There is separate code for S3 emulation to map
a linear framebuffer to an extended memory
address (currently 0xE0000000) defined in
src/hardware/memory.cpp. VESA BIOS emulation
involving linear framebuffer modes rely on
S3 emulation to provide them. There are registers
emulated by src/hardware/vga_s3.cpp that
indirectly control the linear framebuffer.

In DOSBox SVN, the linear framebuffer is
handled directly by the MEM_GetPageHandler()

In DOSBox-X, the linear framebuffer is given
using the memory callout system when reads
and writes are issued to that range for the
first time.

Note that the linear framebuffer handler also
includes the memory-mapped I/O registers also
provided by S3 chipsets.

VGA memory handlers, just like any other
memory handler, must translate the given address
to the physical address before handling.

For some strange reason, DOSBox SVN page
mapping calls the memory handler with the CPU's
virtual memory address. This behavior was
inherited by DOSBox-X when forked from DOSBox SVN.

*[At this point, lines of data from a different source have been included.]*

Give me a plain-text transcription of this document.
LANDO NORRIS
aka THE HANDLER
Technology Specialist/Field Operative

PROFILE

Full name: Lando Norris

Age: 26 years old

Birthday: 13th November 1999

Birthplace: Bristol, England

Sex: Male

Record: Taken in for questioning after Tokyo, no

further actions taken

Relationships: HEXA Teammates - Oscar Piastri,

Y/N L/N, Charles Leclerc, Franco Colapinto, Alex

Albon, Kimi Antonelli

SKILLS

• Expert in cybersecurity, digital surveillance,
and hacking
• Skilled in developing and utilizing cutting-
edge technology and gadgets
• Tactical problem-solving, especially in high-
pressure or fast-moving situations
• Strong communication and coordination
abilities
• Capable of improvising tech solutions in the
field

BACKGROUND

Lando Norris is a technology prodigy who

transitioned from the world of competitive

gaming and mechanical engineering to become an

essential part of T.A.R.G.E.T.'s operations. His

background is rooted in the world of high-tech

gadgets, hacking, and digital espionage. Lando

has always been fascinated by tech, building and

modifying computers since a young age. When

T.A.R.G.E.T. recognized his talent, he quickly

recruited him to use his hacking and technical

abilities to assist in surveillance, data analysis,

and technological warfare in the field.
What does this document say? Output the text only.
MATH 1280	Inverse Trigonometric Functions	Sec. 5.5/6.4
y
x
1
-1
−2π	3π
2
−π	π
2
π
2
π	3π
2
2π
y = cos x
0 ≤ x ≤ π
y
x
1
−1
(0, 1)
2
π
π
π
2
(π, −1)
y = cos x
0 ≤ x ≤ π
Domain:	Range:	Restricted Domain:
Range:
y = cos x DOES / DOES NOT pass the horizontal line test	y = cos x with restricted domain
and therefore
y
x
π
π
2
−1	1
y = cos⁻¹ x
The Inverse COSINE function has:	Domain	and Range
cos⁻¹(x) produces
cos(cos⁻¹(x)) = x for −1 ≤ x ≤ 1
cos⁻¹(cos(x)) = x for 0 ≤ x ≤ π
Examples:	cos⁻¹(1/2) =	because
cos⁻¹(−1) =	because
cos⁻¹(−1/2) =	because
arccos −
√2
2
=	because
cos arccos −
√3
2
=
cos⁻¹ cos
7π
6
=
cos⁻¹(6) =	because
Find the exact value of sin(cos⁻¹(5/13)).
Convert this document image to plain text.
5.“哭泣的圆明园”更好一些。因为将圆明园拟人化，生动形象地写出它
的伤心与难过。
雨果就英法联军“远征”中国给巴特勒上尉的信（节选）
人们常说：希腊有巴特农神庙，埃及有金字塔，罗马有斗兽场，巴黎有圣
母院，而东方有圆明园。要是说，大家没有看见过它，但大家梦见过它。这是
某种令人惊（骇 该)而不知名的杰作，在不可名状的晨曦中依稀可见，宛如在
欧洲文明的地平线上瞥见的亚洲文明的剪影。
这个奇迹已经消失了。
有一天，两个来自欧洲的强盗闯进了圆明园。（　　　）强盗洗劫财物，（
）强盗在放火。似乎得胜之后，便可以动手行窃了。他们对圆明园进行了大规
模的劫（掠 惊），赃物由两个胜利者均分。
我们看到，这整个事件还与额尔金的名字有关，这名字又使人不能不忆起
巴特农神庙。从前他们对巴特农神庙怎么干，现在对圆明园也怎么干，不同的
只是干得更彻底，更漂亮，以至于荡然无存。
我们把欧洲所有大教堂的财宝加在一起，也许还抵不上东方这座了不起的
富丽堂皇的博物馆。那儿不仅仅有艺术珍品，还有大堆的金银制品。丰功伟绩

Convert the virtual address to physical using
the PAGING_GetPhysicalAddress() function before
using it in video RAM emulation.

The memory handler C++ base class is written
so that there are methods for getting a host
pointer or handling memory read/write as
a byte, word, or dword.

A memory handler object can simplify code by
implementing only the byte handler, and letting
the C++ base class break word and dword I/O
down to byte access. Memory handlers can
implement their own word/dword handlers if
the device requires different handling for
larger than byte sized I/O, or for performance

The base C++ class of a memory handler has a
flags member that describes how to handle
memory I/O. The constructor can call down
to the base constructor with the flag value
to initialize by.

DOSBox-X includes code to consume CPU cycles
on memory I/O to simulate the fact that, at
least on older hardware, video memory is slower
than system memory. There are older DOS games
that rely on slow system memory, and they will
run too fast without it.

EGA/VGA planar write modes are handled
in src/hardware/vga_memory.cpp function

EGA/VGA planar memory is emulated by treating
the allocated RAM as if an array of 32-bit
unsigned integers (uint32_t). Each bitplane
occupies 8 bits within that 32-bit unsigned
int. Keeping the planes together enables
faster more efficient emulation of VGA
bit planar operations including copying
with write mode 2 and raster operations,
as well as Mode X tricks used by older
DOS games.

Due to the general way that video modes are
handled on EGA/VGA/SVGA hardware, all modes
including text mode must operate within the
constraints of bytes through the planar
layout of VGA video RAM.

One good example of that requirement is the
Windows 95 "boot logo", which relies on
IO.SYS setting 320x400 256-color Mode X, then
resetting BIOS and VGA hardware state so that
DOS and INT 10h still think the display is in
text mode, and the VGA hardware continues to
accept writes to B8000 as if running in text
mode. In this way, the text console can
continue to show console output underneath
the Windows 95 logo unscathed. When Windows
95 switches the VGA hardware back to text
mode, whatever was written to the console
is revealed.

Some exceptions are made for SVGA chipsets
known to function differently, such as the
Tseng ET3000/ET4000 chipsets known to operate
VGA Mode X differently from standard VGA.